Estimated read time: 2-3 minutes
Sandra Yi ReportingThe state's domestic abuse hotline hopes to help more victims; they're reaching out to polygamist wives.
Help has always been only one call away for all abuse victims, including polygamist wives. But now the hotline is trying to make polygamist wives feel more comfortable asking for that help.
Mark Shurtleff: "Abuse isn't being reported anywhere near the scale that it is in mainstream society."
A.J. Hunt, Domestic Violence Line Coordinator: "We're not a line that's out there to do prosecution. We're not a legal line. We're a helping line."

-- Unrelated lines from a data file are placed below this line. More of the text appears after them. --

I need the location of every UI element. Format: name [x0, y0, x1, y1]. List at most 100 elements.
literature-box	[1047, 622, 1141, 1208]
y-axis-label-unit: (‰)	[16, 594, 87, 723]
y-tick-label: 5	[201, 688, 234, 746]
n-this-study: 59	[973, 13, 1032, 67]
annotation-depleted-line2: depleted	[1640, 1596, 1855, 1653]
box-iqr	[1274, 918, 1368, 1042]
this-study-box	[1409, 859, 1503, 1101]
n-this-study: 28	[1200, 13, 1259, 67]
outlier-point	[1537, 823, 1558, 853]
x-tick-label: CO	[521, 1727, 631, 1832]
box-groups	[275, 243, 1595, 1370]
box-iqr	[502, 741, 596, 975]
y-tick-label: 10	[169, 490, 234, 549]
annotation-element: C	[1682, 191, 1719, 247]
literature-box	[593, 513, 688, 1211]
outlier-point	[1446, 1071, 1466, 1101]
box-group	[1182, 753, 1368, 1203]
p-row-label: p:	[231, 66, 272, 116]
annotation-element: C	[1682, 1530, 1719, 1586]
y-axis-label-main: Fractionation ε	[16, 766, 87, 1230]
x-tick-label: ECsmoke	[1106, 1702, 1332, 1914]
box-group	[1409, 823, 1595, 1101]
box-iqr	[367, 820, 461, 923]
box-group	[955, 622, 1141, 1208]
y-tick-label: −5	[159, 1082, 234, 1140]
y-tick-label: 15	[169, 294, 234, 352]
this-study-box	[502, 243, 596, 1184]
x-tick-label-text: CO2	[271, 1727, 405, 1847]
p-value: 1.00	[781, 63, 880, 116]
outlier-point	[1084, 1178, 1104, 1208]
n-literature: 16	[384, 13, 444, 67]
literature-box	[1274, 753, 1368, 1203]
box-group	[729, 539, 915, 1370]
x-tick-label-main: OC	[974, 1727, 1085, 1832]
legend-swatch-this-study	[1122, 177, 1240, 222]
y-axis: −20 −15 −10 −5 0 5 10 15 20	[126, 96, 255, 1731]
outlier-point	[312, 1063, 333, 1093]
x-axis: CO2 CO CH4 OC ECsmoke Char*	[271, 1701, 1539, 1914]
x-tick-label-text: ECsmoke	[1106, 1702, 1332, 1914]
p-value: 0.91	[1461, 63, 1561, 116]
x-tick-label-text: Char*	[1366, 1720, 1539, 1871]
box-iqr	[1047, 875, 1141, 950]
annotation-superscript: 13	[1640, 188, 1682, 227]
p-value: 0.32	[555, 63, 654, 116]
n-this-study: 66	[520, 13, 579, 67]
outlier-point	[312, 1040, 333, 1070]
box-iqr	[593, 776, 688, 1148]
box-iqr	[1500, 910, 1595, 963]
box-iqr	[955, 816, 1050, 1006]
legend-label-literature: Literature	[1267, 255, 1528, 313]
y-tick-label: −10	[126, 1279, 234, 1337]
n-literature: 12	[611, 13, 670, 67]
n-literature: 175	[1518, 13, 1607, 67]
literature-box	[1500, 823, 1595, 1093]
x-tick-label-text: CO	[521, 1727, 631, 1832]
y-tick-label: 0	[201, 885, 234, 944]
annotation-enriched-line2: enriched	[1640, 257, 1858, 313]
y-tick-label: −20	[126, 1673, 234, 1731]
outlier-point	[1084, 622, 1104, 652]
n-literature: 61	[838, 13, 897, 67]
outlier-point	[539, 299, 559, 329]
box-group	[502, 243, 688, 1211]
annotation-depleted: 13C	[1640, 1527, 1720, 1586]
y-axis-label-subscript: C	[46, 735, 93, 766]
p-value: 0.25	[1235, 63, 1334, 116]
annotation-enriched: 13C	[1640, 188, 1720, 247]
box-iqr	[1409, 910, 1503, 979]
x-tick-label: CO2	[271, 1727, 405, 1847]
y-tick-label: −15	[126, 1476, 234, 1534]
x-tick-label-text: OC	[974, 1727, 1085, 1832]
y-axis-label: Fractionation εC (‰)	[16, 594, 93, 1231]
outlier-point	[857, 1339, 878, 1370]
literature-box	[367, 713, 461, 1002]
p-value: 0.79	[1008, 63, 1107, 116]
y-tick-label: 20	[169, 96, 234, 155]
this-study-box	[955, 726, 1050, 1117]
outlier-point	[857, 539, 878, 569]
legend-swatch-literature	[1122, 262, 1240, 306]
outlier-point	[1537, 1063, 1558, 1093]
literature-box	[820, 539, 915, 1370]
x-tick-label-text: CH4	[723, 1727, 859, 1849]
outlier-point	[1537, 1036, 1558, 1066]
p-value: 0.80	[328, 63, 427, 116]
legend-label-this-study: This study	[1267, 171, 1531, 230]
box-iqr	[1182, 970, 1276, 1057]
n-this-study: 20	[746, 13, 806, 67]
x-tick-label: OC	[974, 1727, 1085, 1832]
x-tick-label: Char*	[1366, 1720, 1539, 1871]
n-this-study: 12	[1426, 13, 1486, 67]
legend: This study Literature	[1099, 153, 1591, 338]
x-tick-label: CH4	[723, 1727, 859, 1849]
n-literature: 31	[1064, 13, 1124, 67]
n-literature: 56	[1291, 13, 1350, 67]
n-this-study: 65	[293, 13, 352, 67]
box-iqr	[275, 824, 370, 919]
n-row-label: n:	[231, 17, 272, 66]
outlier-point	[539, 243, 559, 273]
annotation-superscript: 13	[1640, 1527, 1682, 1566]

The idea surfaced after a polygamy summit in St. George in August. Utah's Attorney General would not talk about specific cases but said the abuse is widespread. He says victims who don't know about the hotline call 9-1-1.
But the hang-up is that many of the local police are polygamists and members of the FLDS church. So the, Attorney General says, victims may not be getting the help they need.
Mark Shurtleff: "There is information there, and we do believe there are women there that need help that aren't getting the help."
Polygamy advocates applaud the Attorney General’s efforts. Still, they say the abuse is no more widespread in these communities than in any other.
Anne Wilde, Polygamy Advocate: "I don't think this hotline is going to bring in great droves of polygamous women that are being abused, but at least it gives them a number and a resource, that if they need help, there's somebody they can call."
Current and former plural wives participated in sensitivity training for hotline workers.
Anne Wilde: "We would like to be treated equally as far as our civil rights are concerned, as far as abuse issues."
Linda, Advocate for Women and Children in Polygamy: "The important thing is to build trust with these people. They have been betrayed many times, they're being discriminated against every day."
Anyone who needs help can call the toll-free hotline at 1-800-8-9-7-LINK.
Hotline information will be spread in polygamous communities using billboards and providing information in stores and government offices.